In more severe cases, partial or complete transection of the ulnar nerve may be observed. Pogetti et al. reported a 47-year-old male who suffered a subtotal ulnar nerve transection after an open DRF that was acutely repaired. After six months the patient’s sensation returned to baseline, with an intrinsic strength deficit of 4/5.15

There have been reported cases of ulnar nerve injury and translocation of the ulnar nerve dorsal to the distal radioulnar joint (DRUJ) after a DRF. In one case, a 19-year-old male sustained a DRF following an MVA treated with external fixation and delayed internal fixation eight weeks later. Post-operatively an EMG conveyed ulnar denervation. At exploration the nerve was found translocated through the DRUJ. The patient progressively recovered over an additional nine months with residual ulnar hypoesthesias.18 Pientka II et al. described an open DRF/DRUJ dislocation requiring external fixation and DRUJ pinning with post-surgical deficits. During internal fixation eight weeks later, the ulnar neurovascular bundle was noted to have translocated through the DRUJ and wrapped around the ulnar head.19 Follow-up at two months demonstrated improved ulnar nerve sensation but persistent motor deficits.

Chronic Phase Injury

A few case reports of ulnar neuropraxia symptoms presenting months after the initial injury have been reported as well.
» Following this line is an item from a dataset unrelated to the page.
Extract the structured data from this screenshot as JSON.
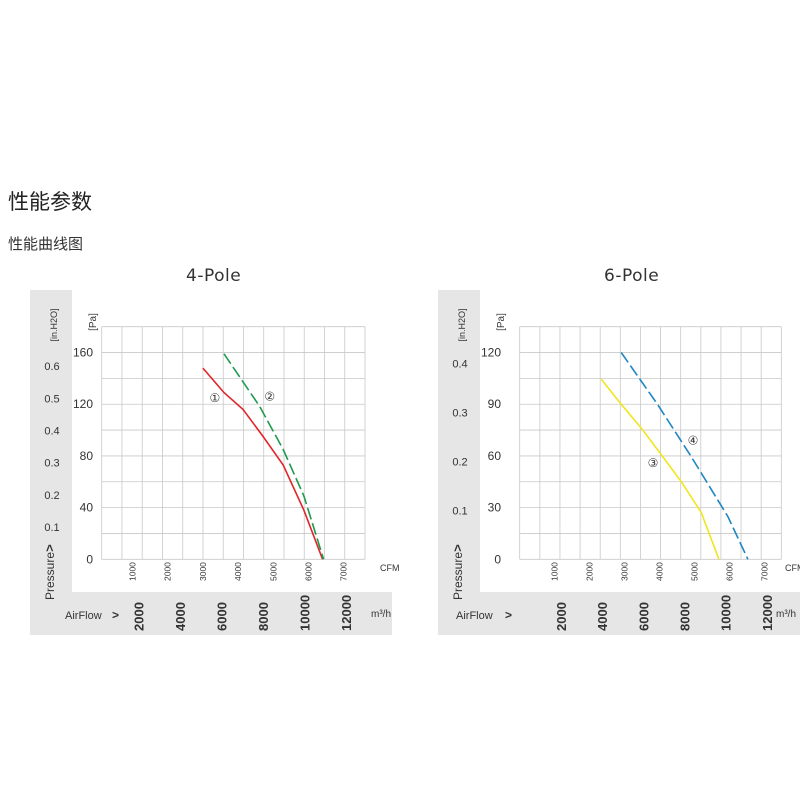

Cho et al. reported two cases of ulnar nerve palsy following a DRF attributed to surrounding tissue fibrosis at the level of Guyon’s canal.6 Each patient was found to have a progressive ulnar nerve palsy and claw hand deformity eight weeks post operatively confirmed on EMG. Both patients underwent decompression with complete motor recovery 3-12 months post-operatively. Another case by Yang et al., described a new claw hand deformity five weeks after ORIF for a closed DRF.16 After ultrasound examination, a decompression was performed. Six months thereafter the patient’s sensation resolved but a mild claw hand deformity persisted.

Diagnostic Work-up

There are no formalized diagnostic guidelines for ulnar nerve evaluation after a DRF. Advanced imaging modalities like ultrasound6,16 or MRI can assess for nerve continuity in equivocal cases. However, these studies provide limited utility in ruling out ulnar nerve pathology. Previous reports utilized EMG to functionally assess ulnar nerve injury.6,7,17,18 These are often performed weeks after presentation and appear limited in the acute phase. Diagnostic work-up relies heavily on clinical exam findings. Negative advanced imaging does not exclude injury and operative intervention should not be delayed if clinical suspicion remains high.

Timing of Operative Intervention and Recovery

Ideally, nerve injuries should be addressed early; however, multiple reports have demonstrated robust sensorimotor recovery with delayed exploration ranging from a few days up to eight weeks.5,18 We recommend urgent and early surgical intervention for acute phase ulnar nerve injuries in the setting of closed DRF, however, cases of chronic presentation should be offered operative intervention too. Appropriate counseling regarding the duration of sensorimotor recovery is necessary. Sequelae such as claw hand, stiffness, numbness, and dysesthesias should also be addressed.

Conclusion

This report offers a unique case of ulnar nerve and flexor tendon translocation dorsoulnarly relative to the ulnar head. Our review also emphasizes the importance of close monitoring of patients with atypical exams. Current literature suggests persistent ulnar nerve palsy, independent of acuity, can be an indication for surgical exploration following a DRF with a high likelihood of functional recovery. Advanced imaging may be helpful for presurgical planning but remains inadequate for excluding an ulnar nerve injury. Functional testing modalities such as EMG can also be considered in the appropriate setting.